Abstract

Software maintainability is often estimated by software developers and experts at the design phase to reduce maintenance efforts of software products. It is believed that the maintainability metrics help in throwing some light on the maintenance efforts of a software system. This paper studies the effectiveness of metrics of two maintainability components, namely modifiability and understandability in assessing maintenance efforts at the early design phase. To perform the empirical study, first of all, modifiability and understandability are estimated using certain design level metrics. A dataset of 776 class hierarchies from 20 different Java open source projects is considered with 12 different design level metrics as the independent variables and modifiability and understandability metrics as the dependent variables. Homogeneous as well as heterogeneous ensembles of MLR, MLP, ANN, and M5P methods are employed to predict maintainability of class hierarchies using design level metric dataset and the metric dataset of the two maintainability metrics. The concept of ROC curve for regression, ROC space and AOC introduced recently by Hernandez-Orallo (Pattern Recogn 46:3395–3411, 2013) is used to determine the under/overestimation of individual models and their ensembles.

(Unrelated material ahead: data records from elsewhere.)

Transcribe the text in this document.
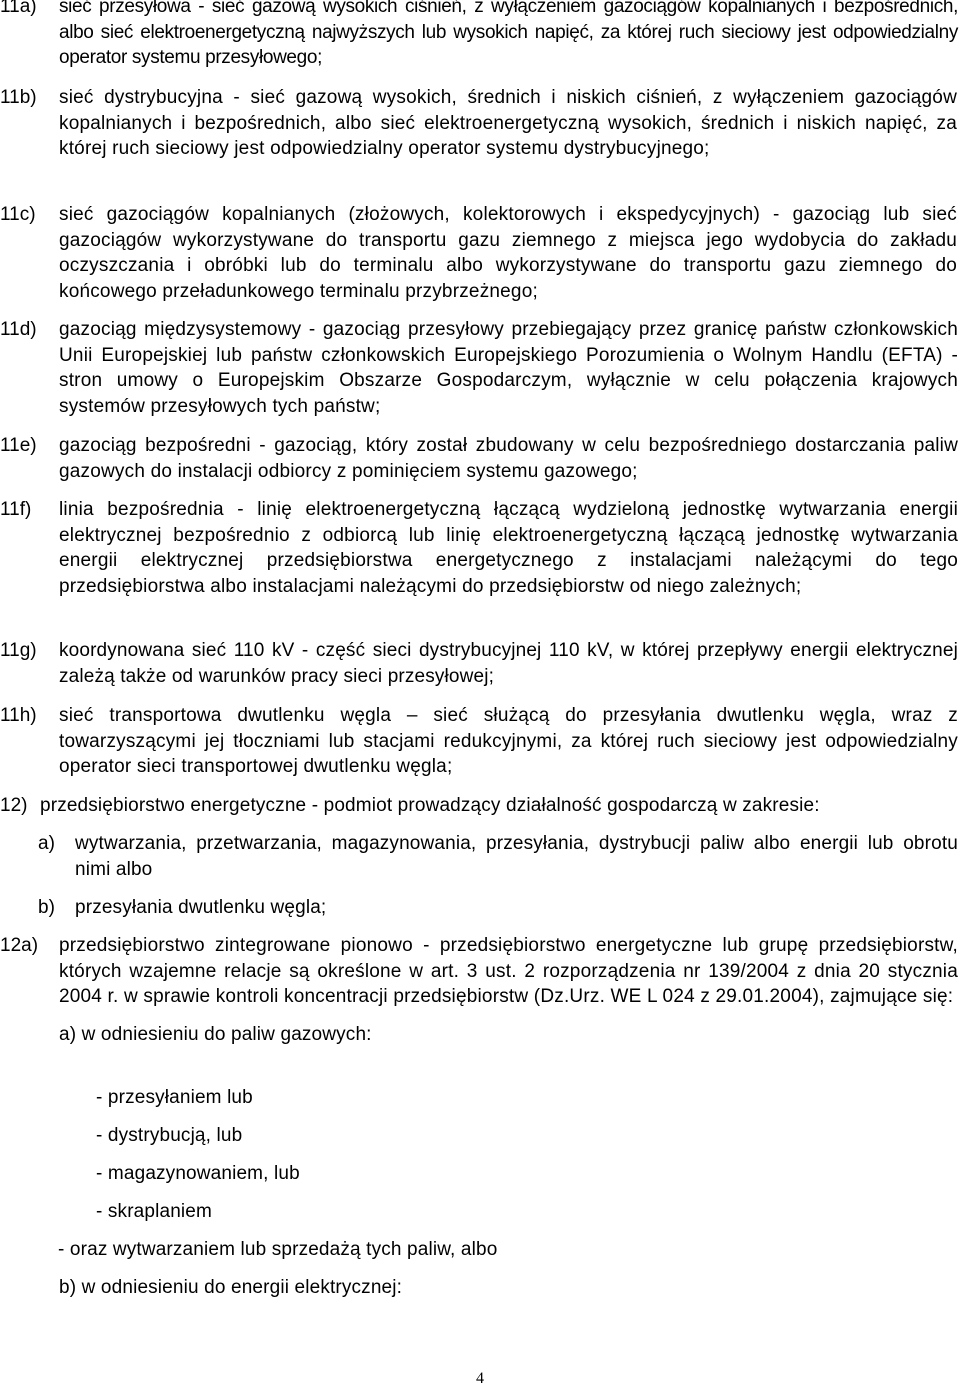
11a) sieć przesyłowa - sieć gazową wysokich ciśnień, z wyłączeniem gazociągów kopalnianych i bezpośrednich, albo sieć elektroenergetyczną najwyższych lub wysokich napięć, za której ruch sieciowy jest odpowiedzialny operator systemu przesyłowego;

11b) sieć dystrybucyjna - sieć gazową wysokich, średnich i niskich ciśnień, z wyłączeniem gazociągów kopalnianych i bezpośrednich, albo sieć elektroenergetyczną wysokich, średnich i niskich napięć, za której ruch sieciowy jest odpowiedzialny operator systemu dystrybucyjnego;

11c) sieć gazociągów kopalnianych (złożowych, kolektorowych i ekspedycyjnych) - gazociąg lub sieć gazociągów wykorzystywane do transportu gazu ziemnego z miejsca jego wydobycia do zakładu oczyszczania i obróbki lub do terminalu albo wykorzystywane do transportu gazu ziemnego do końcowego przeładunkowego terminalu przybrzeżnego;

11d) gazociąg międzysystemowy - gazociąg przesyłowy przebiegający przez granicę państw członkowskich Unii Europejskiej lub państw członkowskich Europejskiego Porozumienia o Wolnym Handlu (EFTA) - stron umowy o Europejskim Obszarze Gospodarczym, wyłącznie w celu połączenia krajowych systemów przesyłowych tych państw;

11e) gazociąg bezpośredni - gazociąg, który został zbudowany w celu bezpośredniego dostarczania paliw gazowych do instalacji odbiorcy z pominięciem systemu gazowego;

11f) linia bezpośrednia - linię elektroenergetyczną łączącą wydzieloną jednostkę wytwarzania energii elektrycznej bezpośrednio z odbiorcą lub linię elektroenergetyczną łączącą jednostkę wytwarzania energii elektrycznej przedsiębiorstwa energetycznego z instalacjami należącymi do tego przedsiębiorstwa albo instalacjami należącymi do przedsiębiorstw od niego zależnych;

11g) koordynowana sieć 110 kV - część sieci dystrybucyjnej 110 kV, w której przepływy energii elektrycznej zależą także od warunków pracy sieci przesyłowej;

11h) sieć transportowa dwutlenku węgla – sieć służącą do przesyłania dwutlenku węgla, wraz z towarzyszącymi jej tłoczniami lub stacjami redukcyjnymi, za której ruch sieciowy jest odpowiedzialny operator sieci transportowej dwutlenku węgla;

12) przedsiębiorstwo energetyczne - podmiot prowadzący działalność gospodarczą w zakresie:

a) wytwarzania, przetwarzania, magazynowania, przesyłania, dystrybucji paliw albo energii lub obrotu nimi albo

b) przesyłania dwutlenku węgla;

12a) przedsiębiorstwo zintegrowane pionowo - przedsiębiorstwo energetyczne lub grupę przedsiębiorstw, których wzajemne relacje są określone w art. 3 ust. 2 rozporządzenia nr 139/2004 z dnia 20 stycznia 2004 r. w sprawie kontroli koncentracji przedsiębiorstw (Dz.Urz. WE L 024 z 29.01.2004), zajmujące się:

a) w odniesieniu do paliw gazowych:
- przesyłaniem lub
- dystrybucją, lub
- magazynowaniem, lub
- skraplaniem
- oraz wytwarzaniem lub sprzedażą tych paliw, albo
b) w odniesieniu do energii elektrycznej:
4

It is concluded that most of the methods underestimate software maintainability that may lead to higher maintenance cost at a later stage and may also adversely affect the reputation of software companies. While modifiability is mostly underestimated, nothing could be concluded for understandability. The study is validated with the help of two available real datasets QUES and UIMS containing records of actual maintenance efforts and design level metrics dataset. These studies suggest that the definition of software modifiability metric needs a review.